All dieses Mediendrama bietet lediglich eine Bühne für die intendierte Provokation der Vermummten von Schalke, diskreditiert pauschalisierend einfach alle Ultras dieses Landes, oder lenkt den Fokus auf andere unwichtige Nebenschauplätze, ohne sich dem eigentlichen Problem zu widmen. Zudem geht es oft nur noch um Selbstprofilierung oder das Aufbringen neuer, brisanter Storys.

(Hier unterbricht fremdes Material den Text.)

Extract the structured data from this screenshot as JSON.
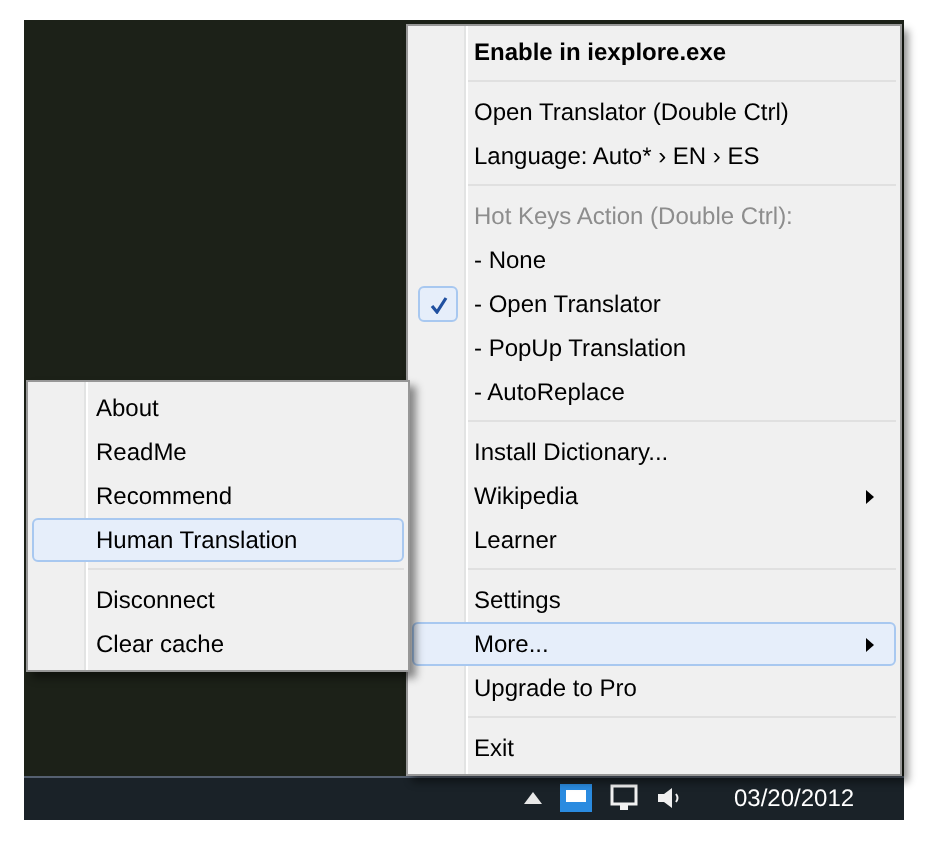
{
  "menu": {
    "items": [
      {
        "kind": "bold",
        "label": "Enable in iexplore.exe",
        "selected": false,
        "checked": false,
        "submenu": false
      },
      {
        "kind": "separator"
      },
      {
        "kind": "item",
        "label": "Open Translator (Double Ctrl)",
        "selected": false,
        "checked": false,
        "submenu": false
      },
      {
        "kind": "item",
        "label": "Language: Auto* › EN › ES",
        "selected": false,
        "checked": false,
        "submenu": false
      },
      {
        "kind": "separator"
      },
      {
        "kind": "header",
        "label": "Hot Keys Action (Double Ctrl):"
      },
      {
        "kind": "item",
        "label": "- None",
        "selected": false,
        "checked": false,
        "submenu": false
      },
      {
        "kind": "item",
        "label": "- Open Translator",
        "selected": false,
        "checked": true,
        "submenu": false
      },
      {
        "kind": "item",
        "label": "- PopUp Translation",
        "selected": false,
        "checked": false,
        "submenu": false
      },
      {
        "kind": "item",
        "label": "- AutoReplace",
        "selected": false,
        "checked": false,
        "submenu": false
      },
      {
        "kind": "separator"
      },
      {
        "kind": "item",
        "label": "Install Dictionary...",
        "selected": false,
        "checked": false,
        "submenu": false
      },
      {
        "kind": "item",
        "label": "Wikipedia",
        "selected": false,
        "checked": false,
        "submenu": true
      },
      {
        "kind": "item",
        "label": "Learner",
        "selected": false,
        "checked": false,
        "submenu": false
      },
      {
        "kind": "separator"
      },
      {
        "kind": "item",
        "label": "Settings",
        "selected": false,
        "checked": false,
        "submenu": false
      },
      {
        "kind": "item",
        "label": "More...",
        "selected": true,
        "checked": false,
        "submenu": true
      },
      {
        "kind": "item",
        "label": "Upgrade to Pro",
        "selected": false,
        "checked": false,
        "submenu": false
      },
      {
        "kind": "separator"
      },
      {
        "kind": "item",
        "label": "Exit",
        "selected": false,
        "checked": false,
        "submenu": false
      }
    ]
  },
  "submenu": {
    "items": [
      {
        "kind": "item",
        "label": "About",
        "selected": false
      },
      {
        "kind": "item",
        "label": "ReadMe",
        "selected": false
      },
      {
        "kind": "item",
        "label": "Recommend",
        "selected": false
      },
      {
        "kind": "item",
        "label": "Human Translation",
        "selected": true
      },
      {
        "kind": "separator"
      },
      {
        "kind": "item",
        "label": "Disconnect",
        "selected": false
      },
      {
        "kind": "item",
        "label": "Clear cache",
        "selected": false
      }
    ]
  },
  "taskbar": {
    "date": "03/20/2012"
  }
}
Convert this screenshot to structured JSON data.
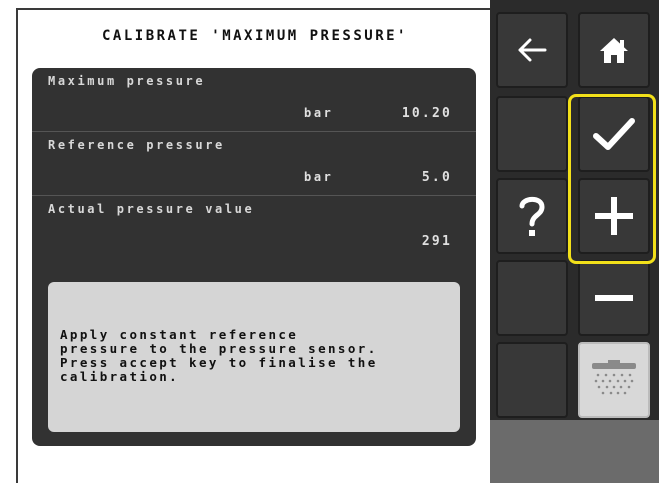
{
  "screen": {
    "title": "CALIBRATE 'MAXIMUM PRESSURE'"
  },
  "fields": [
    {
      "label": "Maximum pressure",
      "unit": "bar",
      "value": "10.20"
    },
    {
      "label": "Reference pressure",
      "unit": "bar",
      "value": "5.0"
    },
    {
      "label": "Actual pressure value",
      "unit": "",
      "value": "291"
    }
  ],
  "message": "Apply constant reference\npressure to the pressure sensor.\nPress accept key to finalise the\ncalibration.",
  "softkeys": {
    "back": "back-arrow-icon",
    "home": "home-icon",
    "accept": "checkmark-icon",
    "help": "question-mark-icon",
    "increase": "plus-icon",
    "decrease": "minus-icon",
    "sprayer": "sprayer-boom-icon"
  },
  "colors": {
    "highlight": "#f2e01a",
    "panel": "#323232",
    "softkey": "#383838"
  }
}
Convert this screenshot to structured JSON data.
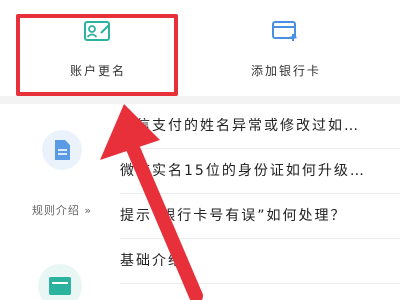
{
  "actions": {
    "rename_label": "账户更名",
    "add_card_label": "添加银行卡"
  },
  "category": {
    "label": "规则介绍 »"
  },
  "questions": [
    "微信支付的姓名异常或修改过如…",
    "微信实名15位的身份证如何升级…",
    "提示“银行卡号有误”如何处理？",
    "基础介绍"
  ],
  "colors": {
    "accent_teal": "#2bb3a0",
    "accent_blue": "#4a90e2",
    "annotation_red": "#e7303a"
  },
  "icons": [
    "id-card-edit-icon",
    "bank-card-add-icon",
    "document-icon",
    "card-icon"
  ]
}
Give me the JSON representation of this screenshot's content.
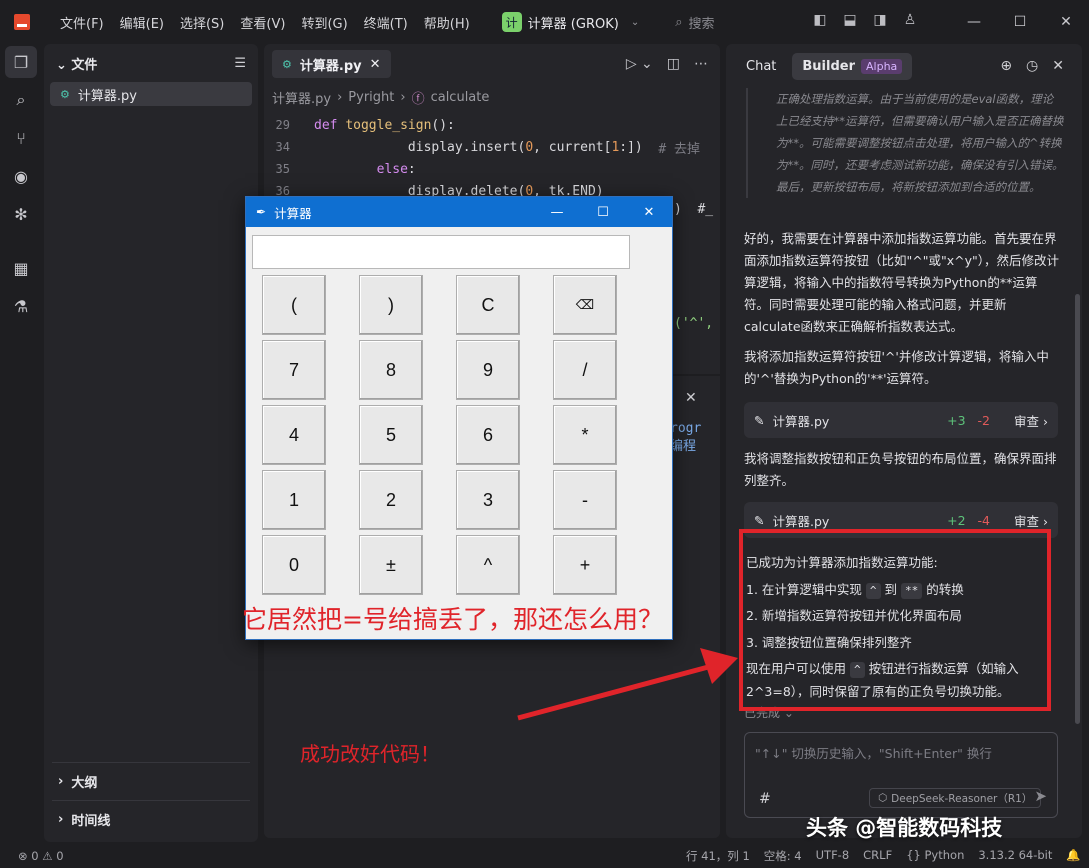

Ohne eine Ermittlung der Täter sind endgültige Schlussfolgerungen sowieso zum Scheitern verurteilt. Erst nach deren Abschluss, der Durchsetzung von Strafen und der Reaktion von Dortmunds Fanszene in den nächsten Monaten kann ein abschließendes Fazit gezogen werden.
Alle, die jetzt versuchen Fankultur im Allgemeinen zu verurteilen, oder dem Fußball wieder ein Sicherheitsproblem andichten wollen, reiten schwafelnd auf einer Welle des Populismuses.

Denn vergessen wir nicht: Revierderbys waren und sind niemals normale Umstände.

Kritik? Ja! Aber doch bitte sachlich und konstruktiv.


PS: Die Initiative "Pro Fans" hat sich übrigens auch zu den Vorfällen geäußert.